No sé lo que es una «prima». La señora Tomasz, la encargada del apartamento, me para cuando voy bajando las escaleras y me dice que conoce a alguien que puede hacerlo. Me da un número de contacto. No sé cómo sabe lo que ha pasado, pero el señor Bryce no parece ni siquiera sorprendido de que lo sepa. Actúa como si esto fuera normal. ¿Podría ser que nos haya oído hablando en el aparcamiento? Esa idea hace que me sienta incómodo.

—Te llevaré a la estación de transporte público —dice el señor Bryce—, o yo también llegaré tarde al trabajo.

No sabía que él tuviera que ir en coche al trabajo todos los días. Es muy amable al llevarme. Se comporta como un amigo.

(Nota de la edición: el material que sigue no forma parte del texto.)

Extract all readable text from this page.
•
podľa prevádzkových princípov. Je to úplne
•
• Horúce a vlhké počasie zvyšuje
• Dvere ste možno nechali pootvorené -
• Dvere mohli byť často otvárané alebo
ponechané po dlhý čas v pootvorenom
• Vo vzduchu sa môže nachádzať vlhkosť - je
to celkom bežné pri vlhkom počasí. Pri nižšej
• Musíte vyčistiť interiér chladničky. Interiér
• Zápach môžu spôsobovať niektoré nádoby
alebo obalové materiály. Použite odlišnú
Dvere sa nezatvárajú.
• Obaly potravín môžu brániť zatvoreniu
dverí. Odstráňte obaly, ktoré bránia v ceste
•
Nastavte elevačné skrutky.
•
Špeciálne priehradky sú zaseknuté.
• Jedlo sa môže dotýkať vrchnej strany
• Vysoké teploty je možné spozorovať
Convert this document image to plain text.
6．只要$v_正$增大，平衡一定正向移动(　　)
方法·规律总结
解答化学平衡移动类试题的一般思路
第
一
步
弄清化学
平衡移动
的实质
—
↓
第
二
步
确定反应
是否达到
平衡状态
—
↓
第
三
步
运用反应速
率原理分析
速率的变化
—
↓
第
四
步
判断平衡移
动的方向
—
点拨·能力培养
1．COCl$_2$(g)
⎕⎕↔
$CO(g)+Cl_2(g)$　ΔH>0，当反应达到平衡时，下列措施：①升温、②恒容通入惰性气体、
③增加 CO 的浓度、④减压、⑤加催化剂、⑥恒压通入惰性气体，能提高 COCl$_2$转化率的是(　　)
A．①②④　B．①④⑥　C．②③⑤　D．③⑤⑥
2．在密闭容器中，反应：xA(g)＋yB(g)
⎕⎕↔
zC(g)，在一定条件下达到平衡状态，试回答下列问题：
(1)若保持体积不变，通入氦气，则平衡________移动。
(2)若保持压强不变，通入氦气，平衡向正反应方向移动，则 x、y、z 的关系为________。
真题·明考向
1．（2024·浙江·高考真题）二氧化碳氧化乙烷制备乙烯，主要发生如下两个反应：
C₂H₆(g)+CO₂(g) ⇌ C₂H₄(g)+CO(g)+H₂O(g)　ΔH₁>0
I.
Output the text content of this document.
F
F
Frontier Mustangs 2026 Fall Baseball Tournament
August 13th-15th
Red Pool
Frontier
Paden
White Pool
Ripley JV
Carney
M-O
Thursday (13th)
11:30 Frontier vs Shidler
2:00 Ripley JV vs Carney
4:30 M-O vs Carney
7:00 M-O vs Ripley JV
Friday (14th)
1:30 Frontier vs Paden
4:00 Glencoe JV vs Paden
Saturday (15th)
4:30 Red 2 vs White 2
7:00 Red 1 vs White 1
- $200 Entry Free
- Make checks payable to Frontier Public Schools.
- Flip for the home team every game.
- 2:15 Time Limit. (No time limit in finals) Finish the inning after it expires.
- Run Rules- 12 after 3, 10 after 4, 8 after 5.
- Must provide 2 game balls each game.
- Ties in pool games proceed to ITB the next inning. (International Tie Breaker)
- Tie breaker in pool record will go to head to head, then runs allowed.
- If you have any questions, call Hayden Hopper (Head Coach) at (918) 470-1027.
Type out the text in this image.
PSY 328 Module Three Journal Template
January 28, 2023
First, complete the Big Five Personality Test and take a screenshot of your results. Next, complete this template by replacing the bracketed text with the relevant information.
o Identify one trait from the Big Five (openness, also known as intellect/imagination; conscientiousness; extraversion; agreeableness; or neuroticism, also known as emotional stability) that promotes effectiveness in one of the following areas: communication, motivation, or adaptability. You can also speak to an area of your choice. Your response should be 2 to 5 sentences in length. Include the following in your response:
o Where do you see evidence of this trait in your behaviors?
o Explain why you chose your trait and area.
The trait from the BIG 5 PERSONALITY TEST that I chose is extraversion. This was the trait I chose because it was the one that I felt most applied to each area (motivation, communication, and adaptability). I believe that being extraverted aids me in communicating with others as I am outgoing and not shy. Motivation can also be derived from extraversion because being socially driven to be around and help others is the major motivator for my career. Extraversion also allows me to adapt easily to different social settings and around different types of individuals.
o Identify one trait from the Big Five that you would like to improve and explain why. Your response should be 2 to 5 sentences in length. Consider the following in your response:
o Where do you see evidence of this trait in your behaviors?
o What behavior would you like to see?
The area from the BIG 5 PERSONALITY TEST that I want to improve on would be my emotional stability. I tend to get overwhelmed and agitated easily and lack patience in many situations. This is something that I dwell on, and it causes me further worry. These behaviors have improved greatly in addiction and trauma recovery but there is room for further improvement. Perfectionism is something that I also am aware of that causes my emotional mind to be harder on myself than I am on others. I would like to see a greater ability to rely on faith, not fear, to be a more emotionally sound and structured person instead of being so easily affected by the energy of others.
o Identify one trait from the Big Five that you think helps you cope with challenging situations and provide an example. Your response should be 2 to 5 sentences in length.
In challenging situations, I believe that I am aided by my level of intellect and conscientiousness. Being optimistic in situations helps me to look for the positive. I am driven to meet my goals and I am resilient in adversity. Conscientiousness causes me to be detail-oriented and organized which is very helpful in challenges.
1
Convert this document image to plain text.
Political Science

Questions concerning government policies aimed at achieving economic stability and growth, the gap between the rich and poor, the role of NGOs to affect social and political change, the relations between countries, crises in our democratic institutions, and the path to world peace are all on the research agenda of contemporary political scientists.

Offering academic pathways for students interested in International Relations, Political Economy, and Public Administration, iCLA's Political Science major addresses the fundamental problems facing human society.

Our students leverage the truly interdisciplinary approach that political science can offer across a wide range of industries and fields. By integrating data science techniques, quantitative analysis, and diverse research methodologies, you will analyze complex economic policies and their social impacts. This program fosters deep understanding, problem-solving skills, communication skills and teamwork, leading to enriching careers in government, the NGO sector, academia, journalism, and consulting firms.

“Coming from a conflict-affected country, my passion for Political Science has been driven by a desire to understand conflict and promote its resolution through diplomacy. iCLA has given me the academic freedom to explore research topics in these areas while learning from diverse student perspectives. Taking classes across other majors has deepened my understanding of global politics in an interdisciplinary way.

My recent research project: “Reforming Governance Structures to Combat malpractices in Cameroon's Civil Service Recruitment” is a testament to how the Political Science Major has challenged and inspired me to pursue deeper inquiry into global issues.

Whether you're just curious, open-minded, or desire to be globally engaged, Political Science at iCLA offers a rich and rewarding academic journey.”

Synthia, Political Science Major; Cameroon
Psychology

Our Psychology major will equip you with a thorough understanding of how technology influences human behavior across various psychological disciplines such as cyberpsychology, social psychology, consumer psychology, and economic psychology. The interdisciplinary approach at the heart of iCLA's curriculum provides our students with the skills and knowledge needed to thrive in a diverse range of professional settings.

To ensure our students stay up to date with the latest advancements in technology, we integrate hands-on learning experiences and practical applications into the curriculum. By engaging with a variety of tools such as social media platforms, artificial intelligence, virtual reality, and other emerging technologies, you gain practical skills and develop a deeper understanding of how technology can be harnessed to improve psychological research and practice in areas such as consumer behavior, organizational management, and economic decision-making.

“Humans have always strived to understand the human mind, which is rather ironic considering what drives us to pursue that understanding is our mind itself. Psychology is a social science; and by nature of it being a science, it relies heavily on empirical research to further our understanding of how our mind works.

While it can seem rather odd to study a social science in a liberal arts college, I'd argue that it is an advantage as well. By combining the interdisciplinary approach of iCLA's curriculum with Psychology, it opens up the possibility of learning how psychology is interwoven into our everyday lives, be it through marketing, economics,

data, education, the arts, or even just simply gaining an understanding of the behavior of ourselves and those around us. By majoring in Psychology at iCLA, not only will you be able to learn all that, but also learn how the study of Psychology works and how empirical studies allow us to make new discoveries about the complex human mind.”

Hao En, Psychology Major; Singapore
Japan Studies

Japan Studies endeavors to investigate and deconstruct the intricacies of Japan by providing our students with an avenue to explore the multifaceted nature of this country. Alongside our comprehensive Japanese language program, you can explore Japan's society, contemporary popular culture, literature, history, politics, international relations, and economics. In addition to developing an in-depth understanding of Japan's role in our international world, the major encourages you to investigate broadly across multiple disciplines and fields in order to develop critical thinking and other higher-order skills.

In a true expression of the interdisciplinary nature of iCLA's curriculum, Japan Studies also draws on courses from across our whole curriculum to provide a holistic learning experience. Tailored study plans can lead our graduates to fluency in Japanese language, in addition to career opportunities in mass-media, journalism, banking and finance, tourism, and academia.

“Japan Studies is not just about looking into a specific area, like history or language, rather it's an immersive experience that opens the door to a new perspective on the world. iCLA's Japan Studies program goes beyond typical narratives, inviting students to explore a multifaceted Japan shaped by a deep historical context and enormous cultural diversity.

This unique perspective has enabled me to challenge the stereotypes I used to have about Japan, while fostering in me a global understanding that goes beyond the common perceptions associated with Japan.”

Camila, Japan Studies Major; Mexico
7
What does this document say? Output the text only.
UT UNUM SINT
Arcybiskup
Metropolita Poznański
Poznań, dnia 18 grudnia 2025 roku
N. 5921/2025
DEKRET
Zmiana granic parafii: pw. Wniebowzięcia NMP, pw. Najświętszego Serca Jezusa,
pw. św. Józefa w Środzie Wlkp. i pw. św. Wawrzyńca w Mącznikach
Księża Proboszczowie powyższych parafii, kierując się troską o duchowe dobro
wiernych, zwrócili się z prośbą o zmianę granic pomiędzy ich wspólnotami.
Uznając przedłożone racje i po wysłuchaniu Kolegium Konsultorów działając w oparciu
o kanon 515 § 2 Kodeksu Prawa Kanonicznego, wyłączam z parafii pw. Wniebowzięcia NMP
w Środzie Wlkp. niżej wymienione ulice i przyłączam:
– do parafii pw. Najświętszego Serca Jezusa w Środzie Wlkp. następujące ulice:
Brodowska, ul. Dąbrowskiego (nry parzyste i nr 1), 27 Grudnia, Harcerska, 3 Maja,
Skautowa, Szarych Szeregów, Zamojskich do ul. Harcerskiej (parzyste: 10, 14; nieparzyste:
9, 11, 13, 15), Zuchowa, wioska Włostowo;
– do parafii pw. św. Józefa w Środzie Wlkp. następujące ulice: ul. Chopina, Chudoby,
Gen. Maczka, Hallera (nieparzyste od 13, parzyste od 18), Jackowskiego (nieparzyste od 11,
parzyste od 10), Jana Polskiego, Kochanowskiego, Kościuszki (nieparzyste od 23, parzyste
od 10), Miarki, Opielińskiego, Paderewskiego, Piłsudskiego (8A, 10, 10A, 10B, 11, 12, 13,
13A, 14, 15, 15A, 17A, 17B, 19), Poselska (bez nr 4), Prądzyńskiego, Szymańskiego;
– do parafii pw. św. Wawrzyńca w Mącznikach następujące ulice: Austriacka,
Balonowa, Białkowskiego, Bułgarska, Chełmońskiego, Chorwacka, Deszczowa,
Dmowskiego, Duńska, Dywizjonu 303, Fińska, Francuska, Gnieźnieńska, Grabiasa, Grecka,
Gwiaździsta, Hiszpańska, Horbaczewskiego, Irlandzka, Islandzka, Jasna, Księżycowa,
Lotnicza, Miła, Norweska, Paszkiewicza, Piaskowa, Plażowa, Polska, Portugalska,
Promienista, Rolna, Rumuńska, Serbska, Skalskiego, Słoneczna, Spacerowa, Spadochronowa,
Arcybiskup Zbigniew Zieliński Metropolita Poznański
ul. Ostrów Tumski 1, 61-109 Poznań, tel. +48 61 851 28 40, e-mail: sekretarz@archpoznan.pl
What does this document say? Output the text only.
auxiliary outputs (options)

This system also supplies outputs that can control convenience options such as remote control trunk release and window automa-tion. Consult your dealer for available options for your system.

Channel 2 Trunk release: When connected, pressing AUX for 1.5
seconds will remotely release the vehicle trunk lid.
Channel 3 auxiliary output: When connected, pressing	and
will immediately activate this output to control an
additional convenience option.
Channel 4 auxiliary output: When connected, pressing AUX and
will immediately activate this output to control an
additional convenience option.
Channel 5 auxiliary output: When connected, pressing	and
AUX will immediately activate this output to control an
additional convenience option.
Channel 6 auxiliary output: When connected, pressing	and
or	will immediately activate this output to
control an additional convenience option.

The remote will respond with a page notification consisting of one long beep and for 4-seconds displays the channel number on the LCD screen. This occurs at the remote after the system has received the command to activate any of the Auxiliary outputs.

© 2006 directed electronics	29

—Gracias, señor Bryce —digo.

Él niega con la cabeza.

—Ya te lo he dicho: llámame Danny, Lou. Somos vecinos.

—Gracias, Danny.

Me sonríe, asiente rápidamente y abre las puertas de su coche. Está muy limpio por dentro, como el mío pero sin el vellón en los asientos. Conecta su sistema de sonido: está fuerte y retumba y hace que todo me vibre por dentro. No me gusta, pero no me gusta tener que ir caminando hasta la estación de transporte público.

La estación y la lanzadera están abarrotadas, llenas de ruido. Es difícil conservar la calma y concentrarse lo suficiente para leer los carteles que me indican qué billete comprar y en qué puerta hacer cola.

8

Me parece muy extraño ver el campus desde la estación de tránsito y no el camino y el aparcamiento. En vez de mostrar mi placa de identidad en la entrada para coches, la muestro a un guardia en la salida de la estación. La mayoría de la gente de este turno está ya trabajando; el guardia me mira de arriba abajo antes de sacudir la cabeza diciéndome que pase. Amplios senderos flanqueados por parterres de flores conducen al edificio de Administración. Las flores son naranja y amarillas con capullos hinchados; el color titila a la luz del sol. En el edificio de Administración, tengo que mostrar mi identificación a otro guardia.